La terza stagione di Stranger Things è disponibile su Netflix, in tutto il mondo, a partire dal 4 luglio 2019. Nel quarto episodio, uno dei personaggi della serie, Lucas Sinclair, indossa un berretto che ha davvero poco a che fare con l’ambientazione storica e geografica degli avvenimenti, che si collocano negli anni Ottanta in una cittadina fittizia dell’Indiana (Hawkins). Il cappellino in questione è quello tipico utilizzato dai ciclisti e porta la scritta Ariostea sotto la visiera. Come detto, questa sponsorizzazione c’entra poco con Stranger Things, con l’Indiana degli anni Ottanta: l’Ariostea infatti è una squadra di ciclismo italiana, fondata nel 1984 e attiva fino al 1993.

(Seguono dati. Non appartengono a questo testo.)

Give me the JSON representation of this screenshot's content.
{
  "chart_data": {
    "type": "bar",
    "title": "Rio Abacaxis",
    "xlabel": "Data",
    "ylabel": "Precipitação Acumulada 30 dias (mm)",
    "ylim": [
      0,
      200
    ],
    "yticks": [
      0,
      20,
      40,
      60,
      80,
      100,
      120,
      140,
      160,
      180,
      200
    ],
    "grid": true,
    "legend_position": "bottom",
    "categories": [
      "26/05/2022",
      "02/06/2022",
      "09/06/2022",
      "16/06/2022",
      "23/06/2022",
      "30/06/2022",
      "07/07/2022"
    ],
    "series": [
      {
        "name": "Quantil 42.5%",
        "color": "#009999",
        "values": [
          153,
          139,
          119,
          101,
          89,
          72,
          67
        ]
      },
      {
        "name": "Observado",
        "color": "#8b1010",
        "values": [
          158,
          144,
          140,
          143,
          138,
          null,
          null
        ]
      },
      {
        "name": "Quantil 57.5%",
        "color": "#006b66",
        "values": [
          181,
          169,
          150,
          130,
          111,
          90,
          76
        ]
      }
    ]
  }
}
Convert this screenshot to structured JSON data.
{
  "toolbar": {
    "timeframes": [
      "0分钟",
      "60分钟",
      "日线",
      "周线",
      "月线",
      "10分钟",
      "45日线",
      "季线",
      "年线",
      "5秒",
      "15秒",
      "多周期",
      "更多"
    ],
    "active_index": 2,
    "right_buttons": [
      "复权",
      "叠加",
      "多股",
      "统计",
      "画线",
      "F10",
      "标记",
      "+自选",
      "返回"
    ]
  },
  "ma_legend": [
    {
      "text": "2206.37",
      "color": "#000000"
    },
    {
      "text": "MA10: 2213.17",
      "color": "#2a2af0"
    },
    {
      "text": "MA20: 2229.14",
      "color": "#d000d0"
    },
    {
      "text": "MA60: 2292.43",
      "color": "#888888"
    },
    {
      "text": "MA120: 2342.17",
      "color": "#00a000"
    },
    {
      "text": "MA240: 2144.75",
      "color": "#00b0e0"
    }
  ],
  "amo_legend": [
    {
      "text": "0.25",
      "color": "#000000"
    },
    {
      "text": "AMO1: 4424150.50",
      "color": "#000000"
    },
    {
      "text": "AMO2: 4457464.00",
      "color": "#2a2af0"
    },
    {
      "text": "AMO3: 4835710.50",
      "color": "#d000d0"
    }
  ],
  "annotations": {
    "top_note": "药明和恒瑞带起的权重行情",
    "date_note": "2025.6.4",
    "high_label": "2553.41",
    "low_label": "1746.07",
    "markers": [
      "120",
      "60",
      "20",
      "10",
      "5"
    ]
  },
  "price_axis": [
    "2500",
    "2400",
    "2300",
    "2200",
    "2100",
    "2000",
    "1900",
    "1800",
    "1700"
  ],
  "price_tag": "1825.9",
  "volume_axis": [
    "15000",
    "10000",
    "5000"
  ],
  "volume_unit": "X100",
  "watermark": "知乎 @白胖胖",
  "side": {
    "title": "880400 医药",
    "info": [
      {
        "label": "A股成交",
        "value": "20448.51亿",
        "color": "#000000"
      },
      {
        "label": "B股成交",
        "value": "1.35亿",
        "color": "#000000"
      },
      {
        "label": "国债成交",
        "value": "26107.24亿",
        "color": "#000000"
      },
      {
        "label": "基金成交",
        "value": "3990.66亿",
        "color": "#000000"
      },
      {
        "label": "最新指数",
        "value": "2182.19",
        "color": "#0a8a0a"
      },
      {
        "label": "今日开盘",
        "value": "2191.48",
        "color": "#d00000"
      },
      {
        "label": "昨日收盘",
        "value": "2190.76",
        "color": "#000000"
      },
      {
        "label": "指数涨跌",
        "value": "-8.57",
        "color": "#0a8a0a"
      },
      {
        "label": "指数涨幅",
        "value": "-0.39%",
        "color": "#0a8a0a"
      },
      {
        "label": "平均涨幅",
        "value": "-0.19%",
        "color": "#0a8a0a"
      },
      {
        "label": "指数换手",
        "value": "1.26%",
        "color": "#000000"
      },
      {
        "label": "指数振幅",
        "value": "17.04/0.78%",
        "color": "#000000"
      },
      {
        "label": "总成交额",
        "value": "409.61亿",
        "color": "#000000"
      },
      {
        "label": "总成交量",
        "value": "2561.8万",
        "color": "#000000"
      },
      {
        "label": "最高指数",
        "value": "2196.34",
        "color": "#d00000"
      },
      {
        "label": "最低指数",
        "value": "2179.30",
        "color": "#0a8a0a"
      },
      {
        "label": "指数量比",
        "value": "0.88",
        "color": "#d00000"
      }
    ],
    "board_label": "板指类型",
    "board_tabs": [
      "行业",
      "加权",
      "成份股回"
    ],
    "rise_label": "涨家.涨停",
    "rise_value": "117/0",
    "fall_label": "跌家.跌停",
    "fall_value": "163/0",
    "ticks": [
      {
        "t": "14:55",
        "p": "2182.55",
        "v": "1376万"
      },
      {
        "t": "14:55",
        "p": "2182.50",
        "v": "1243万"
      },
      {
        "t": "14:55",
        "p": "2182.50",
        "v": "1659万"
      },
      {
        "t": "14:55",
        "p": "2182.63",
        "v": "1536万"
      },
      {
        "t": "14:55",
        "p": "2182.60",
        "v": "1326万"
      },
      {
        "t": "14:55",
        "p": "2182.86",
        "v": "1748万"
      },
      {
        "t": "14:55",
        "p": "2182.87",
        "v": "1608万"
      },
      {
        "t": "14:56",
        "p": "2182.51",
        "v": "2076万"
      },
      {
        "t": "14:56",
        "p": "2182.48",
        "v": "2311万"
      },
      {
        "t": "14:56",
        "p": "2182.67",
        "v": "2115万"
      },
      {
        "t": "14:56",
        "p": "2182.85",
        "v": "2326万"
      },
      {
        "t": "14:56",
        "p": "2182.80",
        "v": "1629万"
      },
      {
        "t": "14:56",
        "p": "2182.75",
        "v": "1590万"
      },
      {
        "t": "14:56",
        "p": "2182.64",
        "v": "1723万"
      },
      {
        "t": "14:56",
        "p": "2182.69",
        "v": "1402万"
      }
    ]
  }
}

Ariostea non è solo il nome di una squadra di ciclismo, ma anche di un’azienda di ceramiche con sede a Castellarano, in provincia di Reggio Emilia. L’allora patron Oriello Pederzoli fondò anche la squadra di ciclismo, che partecipò a 10 edizioni del Giro d’Italia e a 4 edizioni del Tour de France. Nell’edizione 1991 del Giro, Massimiliano Lelli conquistò con l’Ariostea la classifica dei giovani. Tra gli altri, i corridori più celebri messi sotto contratto dall’Ariostea furono Adriano Baffi, Moreno Argentin, Giorgio Furlan, Rolf Sørensen e Davide Cassani, attuale ct della Nazionale italiana. L’azienda Ariostea esiste ancora, ed era a conoscenza del fatto che sceneggiatori e costumisti di Stranger Things avrebbero utilizzato il loro marchio. Pochi giorni fa, sui canali social, c’era un rimando proprio alla quarta puntata della terza stagione della serie tv, quella in cui Lucas indossa il cappellino.

Contattati dal sito Lega Nerd, i dirigenti dell’azienda hanno commentato così la scelta della produzione di Stranger Things: «In Ariostea abbiamo accolto con sorpresa e soddisfazione l’inaspettato inserimento nelle riprese. Una divertente fatalità che porta a chiedersi quale siano stati i tour di quel cimelio storico, prodotto negli anni ’80 del secolo scorso nella provincia di Reggio Emilia e arrivato oggi sugli schermi di Netflix».